Boule D'amour (écrit le 13 avril 1994)


Tu étais le rayon de soleil qui réchauffait mon coeur
Lorsque la tristesse s'emparait de mon âme.
Tu as embelli ma vie si souvent terne.
C'est toi, mon adorable et irremplacable petit Pollux !

Telle une voluptueuse boule de fourrure abricot
Tu gambadais à vive allure dans mon coeur.
Ta chaleureuse présence était pour moi
La source d'un immense bonheur partagé !

Mais en ce sombre jour du 10 avril
Ton âme fidèle à mon amour s'est éteinte...
Tu t'es endormi dans un profond sommeil
Et avec toi, une partie de mon âme s'éteint aussi...

Je t'ai peut-être aimé
Plus que je n'aimerai jamais quiconque...
Car toi au moins
Tu as su me comprendre !

Tu as marqué de ton empreinte
Ma mémoire douloureusement meurtrie...
Et je me souviendrai toujours de toi
Car tu es mon éternel compagnon !

Tu resteras le symbole d'une amitié humaine
Que je n'ai jamais eue...
Car tu m'apportais la compagnie
Que même une fille ne pourra jamais combler !

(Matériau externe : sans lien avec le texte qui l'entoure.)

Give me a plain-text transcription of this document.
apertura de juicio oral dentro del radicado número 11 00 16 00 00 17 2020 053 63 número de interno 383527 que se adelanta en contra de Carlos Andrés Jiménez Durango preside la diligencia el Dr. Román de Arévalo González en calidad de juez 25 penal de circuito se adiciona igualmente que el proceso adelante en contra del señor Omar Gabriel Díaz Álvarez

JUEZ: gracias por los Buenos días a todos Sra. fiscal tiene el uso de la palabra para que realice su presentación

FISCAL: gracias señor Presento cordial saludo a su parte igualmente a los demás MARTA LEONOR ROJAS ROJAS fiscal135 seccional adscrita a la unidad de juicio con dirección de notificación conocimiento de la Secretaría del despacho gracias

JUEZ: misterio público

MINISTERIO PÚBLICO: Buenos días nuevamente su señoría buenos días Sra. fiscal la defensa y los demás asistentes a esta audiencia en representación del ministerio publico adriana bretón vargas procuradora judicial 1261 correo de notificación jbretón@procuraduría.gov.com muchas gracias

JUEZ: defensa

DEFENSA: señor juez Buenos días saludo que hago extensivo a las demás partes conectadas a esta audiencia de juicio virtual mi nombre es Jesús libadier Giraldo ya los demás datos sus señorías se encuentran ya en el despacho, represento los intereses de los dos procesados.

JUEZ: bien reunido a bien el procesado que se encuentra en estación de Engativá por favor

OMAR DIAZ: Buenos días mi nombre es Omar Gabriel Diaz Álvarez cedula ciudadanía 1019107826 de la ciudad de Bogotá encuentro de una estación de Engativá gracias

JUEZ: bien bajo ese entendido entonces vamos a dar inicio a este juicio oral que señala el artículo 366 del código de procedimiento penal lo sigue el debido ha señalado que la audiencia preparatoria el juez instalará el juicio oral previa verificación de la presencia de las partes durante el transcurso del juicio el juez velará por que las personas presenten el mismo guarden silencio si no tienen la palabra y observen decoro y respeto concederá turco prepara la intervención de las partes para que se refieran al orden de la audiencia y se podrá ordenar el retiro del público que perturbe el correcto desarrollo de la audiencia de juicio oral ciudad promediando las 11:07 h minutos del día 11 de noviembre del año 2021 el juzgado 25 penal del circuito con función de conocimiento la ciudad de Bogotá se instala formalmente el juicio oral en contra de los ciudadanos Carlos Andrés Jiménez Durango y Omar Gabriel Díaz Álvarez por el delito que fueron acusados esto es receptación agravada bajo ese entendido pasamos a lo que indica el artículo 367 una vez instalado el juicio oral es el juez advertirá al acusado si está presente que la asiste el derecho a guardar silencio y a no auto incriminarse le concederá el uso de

La complicité qui nous unissait
Chaque simple jour de ma vie ratée,
Etait d'une incommensurable force
Bien au-delà de l'imagination humaine !

Mais lorsque je repense à toi
Mes yeux se remplissent de larmes...
Et mon coeur s'emplit de regrets
Car rien ne sera jamais plus comme avant...

La douleur d'une perte
Ne s'efface jamais complètement...
On essaie d'oublier
Mais la douleur demeure...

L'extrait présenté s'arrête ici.